Thanks @retain_dev , exactly! Raw STT output is often not enough once it has to drive intent parsing or downstream workflows.
For Hinglish, Parrot is trained on code-mixed speech and uses Hindi-aware tokenisation plus a normalisation layer, so the output stays cleaner before it reaches the LLM or API.
On P95 latency for a 10-second chunk, we’re finalising the published benchmark setup and don’t want to quote a loose number without the test conditions.
In real-world voice-agent calls, audio usually does not arrive as one fixed 10-second block. Parrot can segment longer audio into shorter chunks, which helps return responses faster and keeps turn-taking more natural.
Our AI has a voice mode. We use ChatGPT (before that, we used speech-to-text recognition and then text-to-speech). How is your service better? Is it only better Hindi recognition, or is there something else?
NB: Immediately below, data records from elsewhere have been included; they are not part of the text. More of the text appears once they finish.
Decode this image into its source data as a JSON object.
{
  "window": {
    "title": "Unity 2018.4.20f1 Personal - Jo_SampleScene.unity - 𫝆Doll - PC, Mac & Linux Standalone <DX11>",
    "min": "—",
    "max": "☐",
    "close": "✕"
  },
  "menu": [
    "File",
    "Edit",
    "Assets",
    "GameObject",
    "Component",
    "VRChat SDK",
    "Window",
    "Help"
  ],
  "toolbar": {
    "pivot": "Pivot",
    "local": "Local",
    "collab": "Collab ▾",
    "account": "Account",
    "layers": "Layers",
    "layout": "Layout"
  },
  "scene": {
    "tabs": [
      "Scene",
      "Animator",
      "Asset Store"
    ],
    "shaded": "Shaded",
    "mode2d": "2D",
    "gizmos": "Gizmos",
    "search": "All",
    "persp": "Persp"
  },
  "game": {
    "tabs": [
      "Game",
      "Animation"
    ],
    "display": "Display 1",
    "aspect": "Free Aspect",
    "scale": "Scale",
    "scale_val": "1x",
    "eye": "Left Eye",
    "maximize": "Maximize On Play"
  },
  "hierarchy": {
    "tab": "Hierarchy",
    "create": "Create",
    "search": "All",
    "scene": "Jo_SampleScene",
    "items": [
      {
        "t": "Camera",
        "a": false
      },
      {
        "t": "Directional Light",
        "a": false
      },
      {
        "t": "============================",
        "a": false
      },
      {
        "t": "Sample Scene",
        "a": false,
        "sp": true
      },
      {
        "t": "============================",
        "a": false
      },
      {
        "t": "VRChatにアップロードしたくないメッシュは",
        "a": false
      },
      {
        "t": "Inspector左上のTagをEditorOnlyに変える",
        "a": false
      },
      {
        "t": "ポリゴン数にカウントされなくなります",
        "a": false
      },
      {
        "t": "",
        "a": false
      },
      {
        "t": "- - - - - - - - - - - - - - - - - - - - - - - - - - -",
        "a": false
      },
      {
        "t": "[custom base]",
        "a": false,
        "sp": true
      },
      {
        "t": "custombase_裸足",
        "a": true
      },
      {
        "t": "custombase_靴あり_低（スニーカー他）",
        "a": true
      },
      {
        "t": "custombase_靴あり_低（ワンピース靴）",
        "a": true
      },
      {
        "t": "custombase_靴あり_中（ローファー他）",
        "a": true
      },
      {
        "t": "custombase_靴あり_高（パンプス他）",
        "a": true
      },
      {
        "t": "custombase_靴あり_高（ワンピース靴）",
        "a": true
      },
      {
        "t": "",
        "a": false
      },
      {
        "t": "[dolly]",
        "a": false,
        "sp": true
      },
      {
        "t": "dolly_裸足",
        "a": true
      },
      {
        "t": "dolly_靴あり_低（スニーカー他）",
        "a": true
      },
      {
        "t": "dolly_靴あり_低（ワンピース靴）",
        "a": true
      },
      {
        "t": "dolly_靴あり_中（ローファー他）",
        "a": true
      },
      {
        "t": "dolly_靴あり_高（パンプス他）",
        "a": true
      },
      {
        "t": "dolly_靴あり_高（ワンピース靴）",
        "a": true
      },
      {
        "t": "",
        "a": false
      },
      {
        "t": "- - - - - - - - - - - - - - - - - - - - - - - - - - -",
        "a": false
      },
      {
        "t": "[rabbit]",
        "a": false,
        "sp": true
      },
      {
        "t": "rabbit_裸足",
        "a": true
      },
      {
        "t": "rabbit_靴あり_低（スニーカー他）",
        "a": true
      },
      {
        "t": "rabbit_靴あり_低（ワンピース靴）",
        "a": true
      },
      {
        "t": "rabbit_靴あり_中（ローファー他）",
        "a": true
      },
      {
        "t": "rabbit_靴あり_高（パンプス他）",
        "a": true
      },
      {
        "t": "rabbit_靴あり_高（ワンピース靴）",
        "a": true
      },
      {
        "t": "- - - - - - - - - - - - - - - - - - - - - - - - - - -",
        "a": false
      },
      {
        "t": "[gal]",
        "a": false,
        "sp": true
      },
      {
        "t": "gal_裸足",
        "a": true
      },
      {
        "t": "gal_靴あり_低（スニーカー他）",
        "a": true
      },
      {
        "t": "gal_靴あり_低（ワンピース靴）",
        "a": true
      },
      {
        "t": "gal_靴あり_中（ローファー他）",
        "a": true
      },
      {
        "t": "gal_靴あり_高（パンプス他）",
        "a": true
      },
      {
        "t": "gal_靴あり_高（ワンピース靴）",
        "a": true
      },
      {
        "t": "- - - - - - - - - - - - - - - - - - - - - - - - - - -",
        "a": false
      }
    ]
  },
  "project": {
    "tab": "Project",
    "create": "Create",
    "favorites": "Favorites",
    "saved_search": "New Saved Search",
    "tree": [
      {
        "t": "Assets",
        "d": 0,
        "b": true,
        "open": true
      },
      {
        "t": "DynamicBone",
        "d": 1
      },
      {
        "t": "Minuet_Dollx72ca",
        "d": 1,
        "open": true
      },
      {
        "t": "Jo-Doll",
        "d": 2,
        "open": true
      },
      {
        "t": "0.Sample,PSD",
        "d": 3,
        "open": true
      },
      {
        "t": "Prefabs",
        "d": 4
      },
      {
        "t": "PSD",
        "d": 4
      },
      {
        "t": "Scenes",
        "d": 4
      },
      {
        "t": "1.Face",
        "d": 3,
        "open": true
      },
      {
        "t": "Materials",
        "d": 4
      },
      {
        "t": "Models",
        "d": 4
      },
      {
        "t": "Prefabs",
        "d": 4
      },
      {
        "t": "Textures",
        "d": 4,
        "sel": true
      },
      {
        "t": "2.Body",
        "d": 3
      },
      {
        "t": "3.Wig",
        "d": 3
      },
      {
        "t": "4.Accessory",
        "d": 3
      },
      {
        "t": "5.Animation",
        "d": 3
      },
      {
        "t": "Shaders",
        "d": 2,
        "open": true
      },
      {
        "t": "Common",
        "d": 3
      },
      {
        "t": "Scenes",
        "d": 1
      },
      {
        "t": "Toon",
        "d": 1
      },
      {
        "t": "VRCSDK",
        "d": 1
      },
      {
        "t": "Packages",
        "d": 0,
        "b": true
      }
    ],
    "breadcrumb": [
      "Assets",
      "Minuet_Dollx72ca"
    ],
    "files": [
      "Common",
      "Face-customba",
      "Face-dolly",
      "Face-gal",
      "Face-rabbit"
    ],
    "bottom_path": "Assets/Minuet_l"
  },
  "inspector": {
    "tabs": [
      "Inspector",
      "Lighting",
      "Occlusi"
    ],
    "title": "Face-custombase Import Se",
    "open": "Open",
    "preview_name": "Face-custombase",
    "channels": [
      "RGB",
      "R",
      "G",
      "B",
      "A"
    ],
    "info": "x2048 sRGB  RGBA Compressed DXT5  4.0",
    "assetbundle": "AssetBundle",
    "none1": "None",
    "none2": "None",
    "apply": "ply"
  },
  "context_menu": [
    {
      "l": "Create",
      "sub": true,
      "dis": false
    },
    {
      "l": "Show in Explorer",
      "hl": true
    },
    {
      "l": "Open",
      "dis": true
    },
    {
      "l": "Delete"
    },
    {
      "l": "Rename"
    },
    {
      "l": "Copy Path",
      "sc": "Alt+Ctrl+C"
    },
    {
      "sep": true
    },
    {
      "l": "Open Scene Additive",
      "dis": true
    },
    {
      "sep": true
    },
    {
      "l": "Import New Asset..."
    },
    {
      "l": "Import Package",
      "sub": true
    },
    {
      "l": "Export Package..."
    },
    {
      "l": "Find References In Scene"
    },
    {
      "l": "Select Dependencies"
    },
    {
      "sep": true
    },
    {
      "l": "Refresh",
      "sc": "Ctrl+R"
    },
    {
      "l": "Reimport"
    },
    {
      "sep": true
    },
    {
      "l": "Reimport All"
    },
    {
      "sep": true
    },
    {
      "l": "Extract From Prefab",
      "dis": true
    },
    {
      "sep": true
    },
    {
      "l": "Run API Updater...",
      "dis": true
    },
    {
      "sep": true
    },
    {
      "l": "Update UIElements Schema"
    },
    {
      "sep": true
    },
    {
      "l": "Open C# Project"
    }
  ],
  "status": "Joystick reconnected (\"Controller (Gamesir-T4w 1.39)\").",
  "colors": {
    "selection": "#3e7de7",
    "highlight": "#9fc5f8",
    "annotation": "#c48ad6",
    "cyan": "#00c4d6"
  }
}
Thanks @natalia_iankovych , fair question.
Hindi recognition is definitely a big focus but not the only one. Parrot is also optimized for low-latency transcription, code-mixed conversations, cleaner normalized output, and real-world call audio where transcripts are expected to trigger the next action.
Happy to set up a demo as well to understand your use case better and explore how Parrot can help solve it.
Congratulation on the launch! Btw, when I mix English with Hindi, I observed its little biased towards transcribing English in Hindi (using Devnagri glyph). Latency is impressive
Thanks @ashishkingdom ! That’s a fair observation.
For code-mixed conversations where the dominant language is Hindi, this can happen but when English is the dominant language, it should work as expected.
This is one of the expected behaviours.
Private Resume Builder
Haha, how can something be this useful and this scary simultaneously!? As someone with a name most humans can't spell right, I look forward to the day when this is no longer an issue.
Exactly! Names are where STT gets very real very fast.
A big part of Parrot’s focus is making these real-world details more reliable, especially in Indian conversations.